O tempo é algo que só se enxerga quando a pessoa se desentende como gente, é quando ela toma conhecimento do lado efêmero da vida. Essa constatação por agora é impossível àquele menino. Seu cora-çãozinho ainda é pequeno.
Amanhã, quando os anos não puderem mais trazer a infância daquele menino, ele certamente vai atravessar alguma faixa de pedestres com seu filho, puxando-o pelo braço. Amanhã, quando os anos não puderem mais trazer a infância daquele menino, ele certamente vai enxergar que o bicho gigantesco e feroz enjaulado na caixinha de vidro que ornamenta seu pulso é o tempo: nome que o homem lhe deu sem que o tempo saiba.
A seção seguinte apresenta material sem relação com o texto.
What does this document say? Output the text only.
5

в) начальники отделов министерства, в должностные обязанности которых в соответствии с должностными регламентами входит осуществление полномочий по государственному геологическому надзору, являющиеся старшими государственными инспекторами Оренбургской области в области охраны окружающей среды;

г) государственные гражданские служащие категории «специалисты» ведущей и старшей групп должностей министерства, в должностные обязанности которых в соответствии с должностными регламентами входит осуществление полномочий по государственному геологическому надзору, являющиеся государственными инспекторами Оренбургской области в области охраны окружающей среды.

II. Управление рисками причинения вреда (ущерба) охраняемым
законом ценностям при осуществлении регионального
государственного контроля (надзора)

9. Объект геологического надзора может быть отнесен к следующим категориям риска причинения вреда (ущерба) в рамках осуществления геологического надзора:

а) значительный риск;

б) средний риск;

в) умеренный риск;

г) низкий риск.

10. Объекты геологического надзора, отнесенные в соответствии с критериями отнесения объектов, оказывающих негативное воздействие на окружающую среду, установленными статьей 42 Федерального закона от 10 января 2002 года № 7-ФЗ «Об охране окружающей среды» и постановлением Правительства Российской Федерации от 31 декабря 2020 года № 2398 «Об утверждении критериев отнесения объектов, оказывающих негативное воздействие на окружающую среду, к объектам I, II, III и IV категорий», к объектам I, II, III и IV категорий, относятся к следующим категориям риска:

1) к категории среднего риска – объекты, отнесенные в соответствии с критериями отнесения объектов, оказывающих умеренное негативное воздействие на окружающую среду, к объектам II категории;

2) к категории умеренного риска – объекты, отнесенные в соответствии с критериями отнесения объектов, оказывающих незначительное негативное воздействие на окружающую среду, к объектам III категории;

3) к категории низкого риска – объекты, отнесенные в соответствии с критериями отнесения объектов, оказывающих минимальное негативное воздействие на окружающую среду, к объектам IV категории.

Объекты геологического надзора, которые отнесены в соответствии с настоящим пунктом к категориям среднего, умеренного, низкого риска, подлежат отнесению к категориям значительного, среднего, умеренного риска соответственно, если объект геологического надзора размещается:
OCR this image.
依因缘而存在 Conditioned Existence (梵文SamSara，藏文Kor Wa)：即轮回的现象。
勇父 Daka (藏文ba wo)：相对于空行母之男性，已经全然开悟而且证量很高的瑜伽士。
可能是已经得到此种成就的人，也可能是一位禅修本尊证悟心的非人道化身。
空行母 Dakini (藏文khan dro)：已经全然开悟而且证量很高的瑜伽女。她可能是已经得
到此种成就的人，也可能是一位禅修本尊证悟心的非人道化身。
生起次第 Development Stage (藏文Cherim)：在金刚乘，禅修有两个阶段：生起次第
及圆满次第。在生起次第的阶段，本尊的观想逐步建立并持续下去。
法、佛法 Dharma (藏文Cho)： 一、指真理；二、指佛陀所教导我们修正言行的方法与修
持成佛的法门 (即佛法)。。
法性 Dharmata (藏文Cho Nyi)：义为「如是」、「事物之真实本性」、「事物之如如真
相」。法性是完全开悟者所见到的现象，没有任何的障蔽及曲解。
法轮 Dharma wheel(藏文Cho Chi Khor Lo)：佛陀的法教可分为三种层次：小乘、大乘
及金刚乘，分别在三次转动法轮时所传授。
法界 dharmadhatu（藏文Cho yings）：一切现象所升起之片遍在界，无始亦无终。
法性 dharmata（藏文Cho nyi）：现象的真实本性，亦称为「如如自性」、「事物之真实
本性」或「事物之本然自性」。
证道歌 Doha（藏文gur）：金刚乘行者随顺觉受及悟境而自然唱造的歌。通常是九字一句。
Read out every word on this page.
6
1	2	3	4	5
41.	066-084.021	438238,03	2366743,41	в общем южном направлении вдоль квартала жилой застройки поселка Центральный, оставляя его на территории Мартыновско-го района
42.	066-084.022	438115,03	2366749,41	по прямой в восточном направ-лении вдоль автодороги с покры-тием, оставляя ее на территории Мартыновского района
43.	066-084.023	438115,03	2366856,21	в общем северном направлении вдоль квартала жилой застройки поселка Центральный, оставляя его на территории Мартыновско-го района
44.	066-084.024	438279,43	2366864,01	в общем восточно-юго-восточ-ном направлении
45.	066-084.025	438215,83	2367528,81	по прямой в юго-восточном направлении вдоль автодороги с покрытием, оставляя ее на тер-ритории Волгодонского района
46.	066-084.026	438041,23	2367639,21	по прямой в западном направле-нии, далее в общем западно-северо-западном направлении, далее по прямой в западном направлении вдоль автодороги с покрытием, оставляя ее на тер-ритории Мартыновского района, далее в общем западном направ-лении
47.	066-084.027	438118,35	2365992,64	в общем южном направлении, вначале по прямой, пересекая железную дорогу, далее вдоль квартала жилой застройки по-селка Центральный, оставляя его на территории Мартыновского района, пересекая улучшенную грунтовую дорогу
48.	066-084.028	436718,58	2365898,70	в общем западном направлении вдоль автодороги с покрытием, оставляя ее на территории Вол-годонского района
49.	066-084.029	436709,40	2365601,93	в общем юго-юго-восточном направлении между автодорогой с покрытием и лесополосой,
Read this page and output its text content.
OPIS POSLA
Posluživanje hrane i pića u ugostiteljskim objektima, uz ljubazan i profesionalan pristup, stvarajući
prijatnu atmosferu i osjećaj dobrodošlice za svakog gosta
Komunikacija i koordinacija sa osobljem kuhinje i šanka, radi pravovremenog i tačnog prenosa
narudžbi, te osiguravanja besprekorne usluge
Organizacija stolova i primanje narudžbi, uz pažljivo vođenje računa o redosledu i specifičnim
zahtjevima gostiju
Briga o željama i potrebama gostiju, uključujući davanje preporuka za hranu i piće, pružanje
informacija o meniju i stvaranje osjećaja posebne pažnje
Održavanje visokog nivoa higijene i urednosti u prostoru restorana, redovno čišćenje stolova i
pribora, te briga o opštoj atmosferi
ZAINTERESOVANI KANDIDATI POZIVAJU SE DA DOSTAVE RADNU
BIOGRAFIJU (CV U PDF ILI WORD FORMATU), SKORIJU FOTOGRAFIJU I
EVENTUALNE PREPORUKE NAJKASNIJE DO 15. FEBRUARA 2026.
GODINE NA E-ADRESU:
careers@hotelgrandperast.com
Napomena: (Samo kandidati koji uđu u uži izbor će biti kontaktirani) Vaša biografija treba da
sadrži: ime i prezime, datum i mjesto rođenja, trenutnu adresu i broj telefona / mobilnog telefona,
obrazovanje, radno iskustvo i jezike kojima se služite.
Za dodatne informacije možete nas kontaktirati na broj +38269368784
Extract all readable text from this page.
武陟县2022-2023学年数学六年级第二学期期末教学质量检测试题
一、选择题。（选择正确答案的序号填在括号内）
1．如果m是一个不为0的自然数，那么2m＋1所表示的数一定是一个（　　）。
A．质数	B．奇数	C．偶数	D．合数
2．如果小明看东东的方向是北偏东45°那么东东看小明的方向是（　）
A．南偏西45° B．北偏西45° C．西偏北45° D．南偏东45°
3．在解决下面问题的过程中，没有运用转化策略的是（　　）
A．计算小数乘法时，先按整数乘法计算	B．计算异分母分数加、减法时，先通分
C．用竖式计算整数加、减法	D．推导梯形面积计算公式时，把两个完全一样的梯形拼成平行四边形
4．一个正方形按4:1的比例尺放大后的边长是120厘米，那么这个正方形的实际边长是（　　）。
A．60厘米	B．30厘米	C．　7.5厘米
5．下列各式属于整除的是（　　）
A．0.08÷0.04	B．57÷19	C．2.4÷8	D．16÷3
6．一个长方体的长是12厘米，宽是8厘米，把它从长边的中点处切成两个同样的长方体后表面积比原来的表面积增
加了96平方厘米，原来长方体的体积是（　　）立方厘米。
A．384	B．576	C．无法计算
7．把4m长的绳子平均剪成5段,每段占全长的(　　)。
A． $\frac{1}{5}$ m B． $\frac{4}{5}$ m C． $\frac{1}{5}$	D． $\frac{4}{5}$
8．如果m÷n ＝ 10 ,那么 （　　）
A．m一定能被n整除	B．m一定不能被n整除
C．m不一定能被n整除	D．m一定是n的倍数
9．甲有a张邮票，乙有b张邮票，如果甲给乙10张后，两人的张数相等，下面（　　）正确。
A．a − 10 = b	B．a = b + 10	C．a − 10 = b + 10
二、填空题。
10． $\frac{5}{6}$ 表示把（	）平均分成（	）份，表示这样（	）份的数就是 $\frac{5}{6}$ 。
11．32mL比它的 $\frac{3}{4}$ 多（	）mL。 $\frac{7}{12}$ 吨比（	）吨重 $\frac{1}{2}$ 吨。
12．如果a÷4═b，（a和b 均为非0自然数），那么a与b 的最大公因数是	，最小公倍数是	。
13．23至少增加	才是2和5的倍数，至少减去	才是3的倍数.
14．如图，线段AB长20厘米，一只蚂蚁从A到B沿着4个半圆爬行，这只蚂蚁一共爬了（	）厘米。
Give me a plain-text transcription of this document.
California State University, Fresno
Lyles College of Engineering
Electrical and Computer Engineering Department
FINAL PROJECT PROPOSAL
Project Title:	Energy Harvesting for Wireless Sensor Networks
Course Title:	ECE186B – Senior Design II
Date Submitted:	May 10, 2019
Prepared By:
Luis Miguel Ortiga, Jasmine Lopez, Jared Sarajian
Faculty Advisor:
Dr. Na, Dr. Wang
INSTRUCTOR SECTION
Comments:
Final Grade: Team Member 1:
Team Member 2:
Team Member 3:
Se o menino amanhã, quando homem, enxergar o tempo e aproveitá-lo com uma vivência de alma grande, isso será a materialização do ato de pensar e, consequentemente, a concretização do ato de existir. Se o menino amanhã, quando homem, enxergar o tempo com olhos de alma grande, ele descobrirá que o tempo vale ouro, mas não em gastá-lo na busca insana pelo metal, como tem sido tão comum para muitos homens, que, já bem no finalzinho do seu tempo no mundo dos vivos, quando não há mais tempo, querem, desesperados, viver coisas simples que outrora julgavam inúteis e, assim, compensar o tempo que desperdiçaram.
Tomara que o tempo amanhã, quando homem aquele menino, não o leve embora dessa maneira...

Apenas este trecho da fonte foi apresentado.